Two scientists, drawing on their own powers of observation and a creative reading of recent genetic findings, have published a sweeping theory of brain development that would change the way mental disorders like autism and schizophrenia are understood.
The theory emerged in part from thinking about events other than mutations that can change gene behavior. And it suggests entirely new avenues of research, which, even if they prove the theory to be flawed, are likely to provide new insights into the biology of mental disease.

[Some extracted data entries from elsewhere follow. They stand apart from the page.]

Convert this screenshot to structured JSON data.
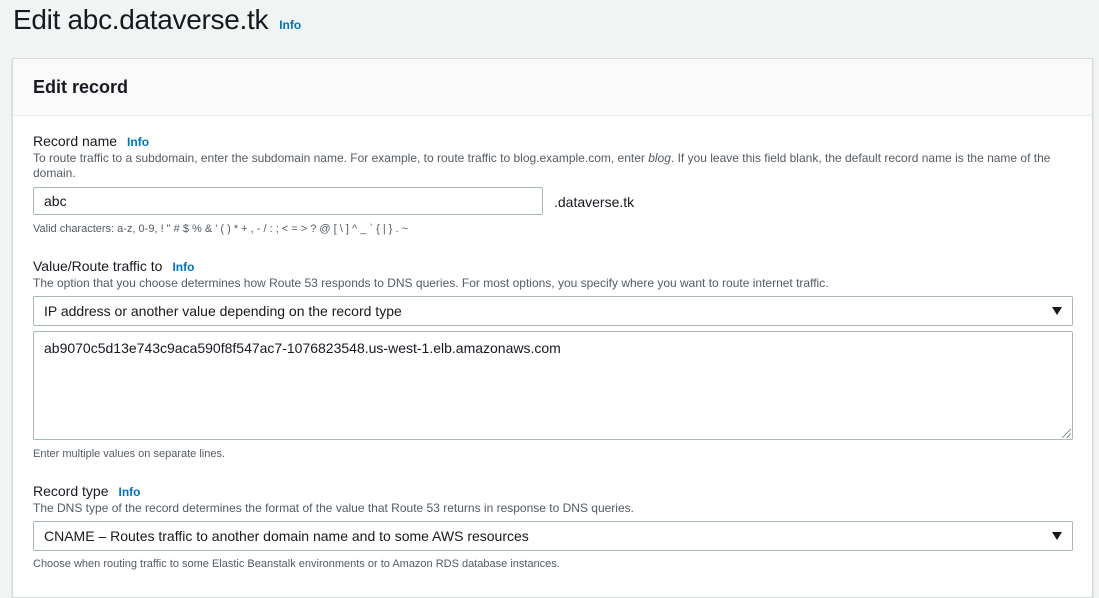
{
  "page": {
    "title": "Edit abc.dataverse.tk",
    "info": "Info"
  },
  "panel": {
    "title": "Edit record"
  },
  "record_name": {
    "label": "Record name",
    "info": "Info",
    "desc_pre": "To route traffic to a subdomain, enter the subdomain name. For example, to route traffic to blog.example.com, enter ",
    "desc_em": "blog",
    "desc_post": ". If you leave this field blank, the default record name is the name of the domain.",
    "value": "abc",
    "suffix": ".dataverse.tk",
    "hint": "Valid characters: a-z, 0-9, ! \" # $ % & ' ( ) * + , - / : ; < = > ? @ [ \\ ] ^ _ ` { | } . ~"
  },
  "value_route": {
    "label": "Value/Route traffic to",
    "info": "Info",
    "desc": "The option that you choose determines how Route 53 responds to DNS queries. For most options, you specify where you want to route internet traffic.",
    "selected": "IP address or another value depending on the record type",
    "value": "ab9070c5d13e743c9aca590f8f547ac7-1076823548.us-west-1.elb.amazonaws.com",
    "hint": "Enter multiple values on separate lines."
  },
  "record_type": {
    "label": "Record type",
    "info": "Info",
    "desc": "The DNS type of the record determines the format of the value that Route 53 returns in response to DNS queries.",
    "selected": "CNAME – Routes traffic to another domain name and to some AWS resources",
    "hint": "Choose when routing traffic to some Elastic Beanstalk environments or to Amazon RDS database instances."
  },
  "colors": {
    "link": "#0073bb",
    "background": "#f2f3f3",
    "border": "#aab7b8"
  }
}
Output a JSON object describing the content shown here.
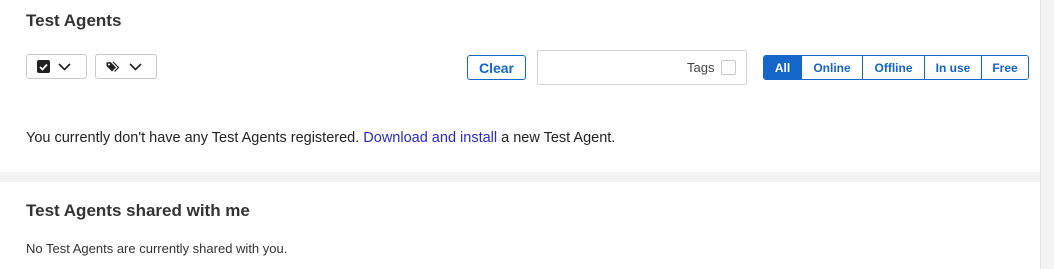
{
  "page": {
    "title": "Test Agents",
    "shared_title": "Test Agents shared with me",
    "shared_message": "No Test Agents are currently shared with you."
  },
  "toolbar": {
    "select_dropdown_icon": "checkbox-checked-icon",
    "tags_dropdown_icon": "tag-icon",
    "clear_label": "Clear",
    "tags_filter": {
      "value": "",
      "placeholder": "",
      "label": "Tags",
      "checked": false
    },
    "status_filters": [
      {
        "label": "All",
        "active": true
      },
      {
        "label": "Online",
        "active": false
      },
      {
        "label": "Offline",
        "active": false
      },
      {
        "label": "In use",
        "active": false
      },
      {
        "label": "Free",
        "active": false
      }
    ]
  },
  "empty_state": {
    "prefix": "You currently don't have any Test Agents registered. ",
    "link": "Download and install",
    "suffix": " a new Test Agent."
  },
  "colors": {
    "accent": "#1466c8",
    "link": "#2a2ad0",
    "background": "#f3f3f3",
    "panel": "#ffffff"
  }
}
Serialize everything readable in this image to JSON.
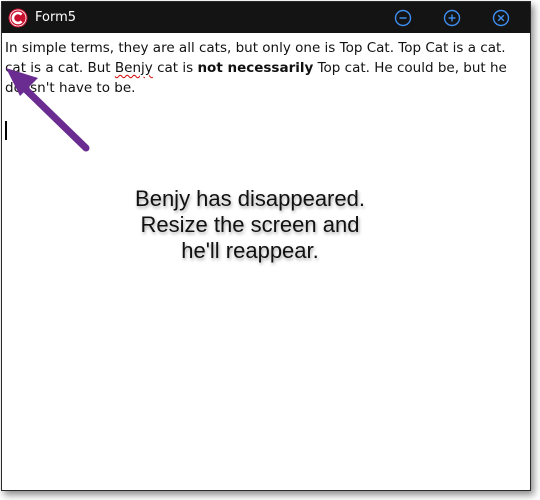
{
  "window": {
    "title": "Form5",
    "app_icon": "c-logo-icon",
    "controls": [
      "minimize-icon",
      "maximize-icon",
      "close-icon"
    ]
  },
  "editor": {
    "line1": "In simple terms, they are all cats, but only one is Top Cat. Top Cat is a cat.",
    "line2_a": " cat is a cat. But ",
    "line2_misspelled": "Benjy",
    "line2_b": " cat is ",
    "line2_bold": "not necessarily",
    "line2_c": " Top cat. He could be, but he",
    "line3": "doesn't have to be."
  },
  "callout": {
    "line1": "Benjy has disappeared.",
    "line2": "Resize the screen and",
    "line3": "he'll reappear."
  },
  "colors": {
    "titlebar": "#141414",
    "control_accent": "#3f8ff0",
    "app_icon_red": "#c8102e",
    "arrow": "#6a2c91",
    "spellcheck": "#d40000"
  }
}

At a time when the search for the genetic glitches behind brain disorders has become mired in uncertain and complex findings, the new idea provides psychiatry with perhaps its grandest working theory since Freud, and one that is grounded in work at the forefront of science. The two researchers — Bernard Crespi, a biologist at Simon Fraser University in Canada, and Christopher Badcock, a sociologist at the London School of Economics, who are both outsiders to the field of behavior genetics — have spelled out their theory in a series of recent journal articles.
“The reality, and I think both of the authors would agree, is that many of the details of their theory are going to be wrong; and it is, at this point, just a theory,” said Dr. Matthew Belmonte, a neuroscientist at Cornell University. “But the idea is plausible. And it gives researchers a great opportunity for hypothesis generation, which I think can shake up the field in good ways.”